That “unique representational interest” that the Department of Labor (DOL) feels justifies the sponsorship of an open multiple employer plan (MEP) by a state for its citizens might extend beyond state boundaries.

Assistant Secretary of Labor Phyllis Borzi says that some New England states have approached the DOL for guidance about creating a regional MEP, “And we told them we’d be happy to work with them as they try to design it, but I don’t see any theoretical problem with doing that,” Borzi said, according to BNA.

In a recent Interpretative Bulletin the DOL had laid out the “unique representational interest in the health and welfare of its citizens” as the rationale for a state to establish a MEP or a defined benefit plan for employers. While to date no states have passed legislation creating such an arrangement, under the DOL’s guidance the state itself would be the plan sponsor, the named fiduciary and the plan administrator (but could also delegate those responsibilities to third parties). Participating employers would be required to execute a participation agreement and would have limited fiduciary responsibilities (like prudently selecting the arrangement and a duty to monitor its operation).

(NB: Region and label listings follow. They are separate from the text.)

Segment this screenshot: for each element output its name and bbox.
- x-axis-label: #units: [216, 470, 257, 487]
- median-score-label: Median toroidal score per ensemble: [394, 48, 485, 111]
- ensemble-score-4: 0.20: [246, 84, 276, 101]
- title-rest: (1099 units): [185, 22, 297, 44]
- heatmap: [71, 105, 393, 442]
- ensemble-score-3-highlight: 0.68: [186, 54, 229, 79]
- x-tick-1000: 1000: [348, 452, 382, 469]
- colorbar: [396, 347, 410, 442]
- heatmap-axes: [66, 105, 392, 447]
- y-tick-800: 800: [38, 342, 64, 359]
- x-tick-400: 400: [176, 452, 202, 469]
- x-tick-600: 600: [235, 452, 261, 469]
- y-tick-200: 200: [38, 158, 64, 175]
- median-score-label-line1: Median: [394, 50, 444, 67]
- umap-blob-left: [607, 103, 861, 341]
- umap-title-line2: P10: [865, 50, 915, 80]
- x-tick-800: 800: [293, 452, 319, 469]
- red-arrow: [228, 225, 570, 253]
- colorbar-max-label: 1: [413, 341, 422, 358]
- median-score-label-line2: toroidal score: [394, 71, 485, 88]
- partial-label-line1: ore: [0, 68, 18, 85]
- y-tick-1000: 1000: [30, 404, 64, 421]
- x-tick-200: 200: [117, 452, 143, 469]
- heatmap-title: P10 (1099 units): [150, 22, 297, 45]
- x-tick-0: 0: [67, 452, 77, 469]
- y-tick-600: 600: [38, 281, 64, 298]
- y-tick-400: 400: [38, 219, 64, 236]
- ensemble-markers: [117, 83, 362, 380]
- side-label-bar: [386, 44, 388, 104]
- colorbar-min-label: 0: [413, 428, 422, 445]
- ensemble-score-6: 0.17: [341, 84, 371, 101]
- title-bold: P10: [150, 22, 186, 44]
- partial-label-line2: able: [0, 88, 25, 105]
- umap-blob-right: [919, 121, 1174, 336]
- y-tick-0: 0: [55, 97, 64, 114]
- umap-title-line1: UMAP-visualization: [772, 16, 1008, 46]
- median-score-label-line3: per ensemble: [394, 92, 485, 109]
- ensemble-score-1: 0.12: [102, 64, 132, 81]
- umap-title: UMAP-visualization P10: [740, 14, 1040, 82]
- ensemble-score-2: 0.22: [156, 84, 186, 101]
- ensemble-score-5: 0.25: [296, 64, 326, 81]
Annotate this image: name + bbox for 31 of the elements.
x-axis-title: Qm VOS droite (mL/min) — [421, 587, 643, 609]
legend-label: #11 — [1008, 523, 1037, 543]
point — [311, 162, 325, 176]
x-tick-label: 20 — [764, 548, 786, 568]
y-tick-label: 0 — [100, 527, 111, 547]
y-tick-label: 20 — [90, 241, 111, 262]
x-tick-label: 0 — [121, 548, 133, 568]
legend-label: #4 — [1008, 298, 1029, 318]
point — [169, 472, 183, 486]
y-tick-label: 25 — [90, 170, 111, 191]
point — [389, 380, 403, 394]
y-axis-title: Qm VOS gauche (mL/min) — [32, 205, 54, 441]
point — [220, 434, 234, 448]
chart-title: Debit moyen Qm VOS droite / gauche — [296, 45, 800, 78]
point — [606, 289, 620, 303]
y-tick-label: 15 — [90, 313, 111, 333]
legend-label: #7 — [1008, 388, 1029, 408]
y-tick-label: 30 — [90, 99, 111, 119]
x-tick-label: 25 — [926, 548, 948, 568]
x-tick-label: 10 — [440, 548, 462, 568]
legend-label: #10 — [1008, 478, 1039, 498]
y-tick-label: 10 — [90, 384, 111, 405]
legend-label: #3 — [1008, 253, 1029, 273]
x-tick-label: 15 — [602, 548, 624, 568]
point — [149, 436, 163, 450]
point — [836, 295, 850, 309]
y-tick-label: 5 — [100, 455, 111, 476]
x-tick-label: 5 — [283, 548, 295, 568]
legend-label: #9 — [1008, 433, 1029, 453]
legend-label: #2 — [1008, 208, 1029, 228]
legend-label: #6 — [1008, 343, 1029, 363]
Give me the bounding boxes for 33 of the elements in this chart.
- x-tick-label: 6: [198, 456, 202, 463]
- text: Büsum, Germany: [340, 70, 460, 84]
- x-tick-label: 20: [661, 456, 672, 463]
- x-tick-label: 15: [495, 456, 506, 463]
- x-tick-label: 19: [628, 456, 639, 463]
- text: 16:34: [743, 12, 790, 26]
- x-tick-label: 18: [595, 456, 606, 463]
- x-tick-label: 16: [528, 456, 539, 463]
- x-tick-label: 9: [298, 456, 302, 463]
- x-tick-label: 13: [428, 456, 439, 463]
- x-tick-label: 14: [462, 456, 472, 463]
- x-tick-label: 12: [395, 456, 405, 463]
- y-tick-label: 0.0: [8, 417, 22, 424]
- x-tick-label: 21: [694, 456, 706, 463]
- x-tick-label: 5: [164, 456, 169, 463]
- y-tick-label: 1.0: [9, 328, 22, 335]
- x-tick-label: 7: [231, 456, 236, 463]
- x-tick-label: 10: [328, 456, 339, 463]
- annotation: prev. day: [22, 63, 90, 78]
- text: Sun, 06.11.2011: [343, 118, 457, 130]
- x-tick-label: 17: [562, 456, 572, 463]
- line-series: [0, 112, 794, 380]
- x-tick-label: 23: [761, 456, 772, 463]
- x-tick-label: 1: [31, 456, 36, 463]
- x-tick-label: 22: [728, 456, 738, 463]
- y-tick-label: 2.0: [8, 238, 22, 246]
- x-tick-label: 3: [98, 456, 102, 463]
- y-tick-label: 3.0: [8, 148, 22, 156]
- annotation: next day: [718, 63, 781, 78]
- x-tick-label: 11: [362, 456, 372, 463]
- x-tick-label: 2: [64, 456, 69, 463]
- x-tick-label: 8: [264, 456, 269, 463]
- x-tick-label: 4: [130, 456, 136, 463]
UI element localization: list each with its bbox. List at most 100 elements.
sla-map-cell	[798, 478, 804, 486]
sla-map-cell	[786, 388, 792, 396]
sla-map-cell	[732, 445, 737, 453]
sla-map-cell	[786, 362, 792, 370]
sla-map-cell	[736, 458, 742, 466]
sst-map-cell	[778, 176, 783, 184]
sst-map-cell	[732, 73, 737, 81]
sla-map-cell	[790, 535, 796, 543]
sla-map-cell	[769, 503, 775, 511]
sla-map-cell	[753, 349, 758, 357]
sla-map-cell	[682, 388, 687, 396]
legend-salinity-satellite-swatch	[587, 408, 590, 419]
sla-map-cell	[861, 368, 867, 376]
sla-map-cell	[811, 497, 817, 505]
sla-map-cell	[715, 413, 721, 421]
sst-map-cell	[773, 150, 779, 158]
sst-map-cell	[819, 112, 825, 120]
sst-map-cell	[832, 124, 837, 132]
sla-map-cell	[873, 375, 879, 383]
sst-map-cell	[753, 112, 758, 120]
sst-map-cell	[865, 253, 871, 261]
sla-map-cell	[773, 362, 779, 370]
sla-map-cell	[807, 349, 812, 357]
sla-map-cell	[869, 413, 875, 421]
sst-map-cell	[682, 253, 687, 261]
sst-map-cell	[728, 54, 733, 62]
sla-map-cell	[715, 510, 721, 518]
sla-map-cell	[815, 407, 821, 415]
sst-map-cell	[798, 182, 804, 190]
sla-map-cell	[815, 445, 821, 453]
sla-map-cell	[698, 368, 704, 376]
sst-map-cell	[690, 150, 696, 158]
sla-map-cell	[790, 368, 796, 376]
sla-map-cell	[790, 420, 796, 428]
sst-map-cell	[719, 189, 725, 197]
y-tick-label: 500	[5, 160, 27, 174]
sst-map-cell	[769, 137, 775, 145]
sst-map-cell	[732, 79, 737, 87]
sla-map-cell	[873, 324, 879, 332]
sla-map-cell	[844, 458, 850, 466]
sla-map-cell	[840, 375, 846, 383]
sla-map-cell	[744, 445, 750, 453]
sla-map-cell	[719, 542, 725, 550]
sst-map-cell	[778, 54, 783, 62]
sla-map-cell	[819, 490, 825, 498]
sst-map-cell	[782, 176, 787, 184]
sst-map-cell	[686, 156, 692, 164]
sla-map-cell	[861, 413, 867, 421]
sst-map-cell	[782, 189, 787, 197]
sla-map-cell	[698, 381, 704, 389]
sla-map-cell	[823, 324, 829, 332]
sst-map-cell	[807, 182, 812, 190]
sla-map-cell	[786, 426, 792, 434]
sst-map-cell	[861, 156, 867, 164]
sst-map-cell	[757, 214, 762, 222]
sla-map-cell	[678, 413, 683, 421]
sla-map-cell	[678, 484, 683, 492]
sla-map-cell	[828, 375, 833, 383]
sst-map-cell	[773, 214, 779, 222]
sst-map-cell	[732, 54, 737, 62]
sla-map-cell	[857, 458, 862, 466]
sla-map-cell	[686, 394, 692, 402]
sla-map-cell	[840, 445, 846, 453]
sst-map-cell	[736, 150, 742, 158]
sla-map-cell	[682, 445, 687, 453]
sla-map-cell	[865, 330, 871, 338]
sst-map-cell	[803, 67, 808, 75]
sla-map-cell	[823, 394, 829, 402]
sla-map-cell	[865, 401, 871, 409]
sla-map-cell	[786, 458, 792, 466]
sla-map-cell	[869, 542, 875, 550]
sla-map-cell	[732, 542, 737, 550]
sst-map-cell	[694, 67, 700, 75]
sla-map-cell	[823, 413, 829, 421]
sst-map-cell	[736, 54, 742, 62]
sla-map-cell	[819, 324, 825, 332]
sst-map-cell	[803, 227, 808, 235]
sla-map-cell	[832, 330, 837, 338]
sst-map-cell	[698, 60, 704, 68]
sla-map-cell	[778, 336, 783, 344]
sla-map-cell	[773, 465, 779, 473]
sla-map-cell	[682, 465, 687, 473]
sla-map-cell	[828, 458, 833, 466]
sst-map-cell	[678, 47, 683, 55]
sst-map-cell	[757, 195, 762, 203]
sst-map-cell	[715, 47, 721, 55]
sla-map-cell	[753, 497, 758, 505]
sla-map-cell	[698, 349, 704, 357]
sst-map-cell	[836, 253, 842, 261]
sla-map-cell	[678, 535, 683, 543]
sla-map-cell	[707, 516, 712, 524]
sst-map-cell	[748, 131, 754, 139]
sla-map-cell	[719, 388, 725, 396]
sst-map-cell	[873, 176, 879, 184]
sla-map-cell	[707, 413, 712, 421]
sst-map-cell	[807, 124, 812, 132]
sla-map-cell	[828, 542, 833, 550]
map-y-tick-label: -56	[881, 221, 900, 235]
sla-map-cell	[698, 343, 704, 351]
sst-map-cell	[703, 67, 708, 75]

In a recent program on developments at the Employee Benefit Security Administration (EBSA), Borzi not only described the state-backed open multiple employer plans, or MEPs, initiative as “virgin territory,” she went on to express the DOL’s support for these programs, explaining: “We want them to succeed, we want anybody to succeed, public or private sector who tries to expand coverage, because goodness knows, we need to do that,” according to the BNA report.

The guidance came at the direction of President Obama, who had told the DOL to “clear the way” for these state-based retirement plan initiatives at the 2015 White House Conference on Aging last July.

The so-called “open” MEPs are single retirement plans involving two or more unrelated employers. The new DOL guidance relaxes prior rules that required participating employers to share a common employment-based nexus or other genuine organizational relationship beyond that of providing benefits, and stands in sharp contrast to the DOL’s long-standing reluctance to enthusiastically embrace the use of these so-called “open” MEPs for otherwise unrelated employer retirement plans.